初仕事
翌朝、家事ギルド前で集合した。
「昨日はとんでもなかったな。」
そう、昨日は止まるところがなかったので、ギルドで寝泊まりしていたのだ。
一応、24時間体制で、常に人がいるらしいので、身の危険は感じなかったのだが……。
「……宿泊は構いませんが、宿泊料は、払ってくださいね?」
ルマさん、いや、ルマ様とは『話し合い』の末、今回の報酬から宿泊料を天引きで……、ということでひとまずの決着を見た。
「まぶしい。」
朝日が昇り、やや寒い体を温める。
グラーニンさんはいつ来るんだろうか。
そんなこんなで、待っていると馬車が来た。
装飾のついた、金属製の輪郭に、木製の席がついている。
「そら、乗るといい。」
グラーニンさんだ。
「はい。今日からよろしくお願いします。」
こうして、グラーニン邸へと向かったのだった。
……馬車で背後からメイドが見ていたのに気づいたのは出発してからだった。
……そうだよな、ギルドの構成員になったんだ。
迷惑かけないようにしないと。
などと、考えていた時だった。
「コホン、さてさて、今日から君は庭や畑での害獣駆除を行ってもらうわけだが。
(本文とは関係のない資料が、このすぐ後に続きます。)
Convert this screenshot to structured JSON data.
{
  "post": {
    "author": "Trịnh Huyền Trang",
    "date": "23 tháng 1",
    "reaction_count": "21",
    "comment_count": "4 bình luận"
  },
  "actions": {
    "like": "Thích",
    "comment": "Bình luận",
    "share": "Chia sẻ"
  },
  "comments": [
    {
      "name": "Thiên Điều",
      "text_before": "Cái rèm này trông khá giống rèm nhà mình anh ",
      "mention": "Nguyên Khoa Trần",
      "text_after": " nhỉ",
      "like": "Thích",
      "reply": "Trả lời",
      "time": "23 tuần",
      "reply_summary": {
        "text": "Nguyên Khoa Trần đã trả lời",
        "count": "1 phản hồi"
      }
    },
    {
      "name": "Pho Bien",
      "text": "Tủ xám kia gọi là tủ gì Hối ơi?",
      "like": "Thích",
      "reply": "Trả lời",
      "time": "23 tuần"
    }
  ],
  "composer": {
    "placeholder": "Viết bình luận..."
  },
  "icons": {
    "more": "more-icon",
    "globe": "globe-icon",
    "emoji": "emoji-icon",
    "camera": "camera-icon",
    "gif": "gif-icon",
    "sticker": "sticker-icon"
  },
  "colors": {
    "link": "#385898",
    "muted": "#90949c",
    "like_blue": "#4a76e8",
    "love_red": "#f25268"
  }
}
」
ふむ。
手違いというか、解釈の齟齬というかで、安全と思っていた依頼が、そうではなかったと昨日判明したのだ。
「その前に。」
「君が提示した条件、君の呼び名だ。」
「はい。」
そう、この世界で俺を知る人はいない。
名前もそうだ。
「私の名前がグラーニンでね……、そこからとって……。」
そんなこんなで、馬車に揺られて2時間くらいだろうか?
グラーニン邸へとついた。
「これは……、すごい豪邸ですね。」
「ふむ、自分で言うのもなんだが、この辺りでは一番広い屋敷だね。」
少し得意げだ。
赤いスーツに赤いハット。
そして杖。
グラーニンさんはそんな格好だ。
「さて、庭と畑、そして君の部屋と別邸を紹介しよう。君は屋敷の部屋にいてもいいし、別邸で過ごしてもいい。仕事によって、使い分けてくれたまえ。」
なんと、住み込みだけでなく、部屋が二つも与えられるそうだ。
部屋と言っても、屋敷の一室と、庭にある小屋だが。
しかし、二つも部屋があっていいのか、と、なかなかの厚遇に舌を巻く。
「そして、これだ。」
庭の中心には噴水があり、その周りを草木が囲んでいる。
そして、正面玄関とは反対の方向に、畑がある。
その畑なのだが……、なんとも、面積の7割が何かによって荒らされている。
「これが……、今回のご依頼ですね?」
「そうだ。この畑からは旬の野菜や果物が取れていたんだ。屋敷の皆も楽しみにしてくれていたのだが、このありさまだよ。一応、あの山から獣が下りてきていると目星はつけているのだがね。」
「わかりました。今回の依頼、旦那様のご期待に答えれられるように、取り組ませていただきます。」
「うむ。」
屋敷から出て、街のほうへと行く。
敷地面積から見るに、相手の獣の大きさは恐らく、見たこともない化け物だ。
全長3メートルのヘラジカが相手とか……、言うなよ。
グラーニンさんから、少しのお金はもらった。
これで罠を作ろうと目論んでいる。
一応、しばらくの生活費も入っているらしいが……。
なーに、獣を仕留めりゃ、すぐに帰れるさ。
こうして、住み込みの仕事が始まった。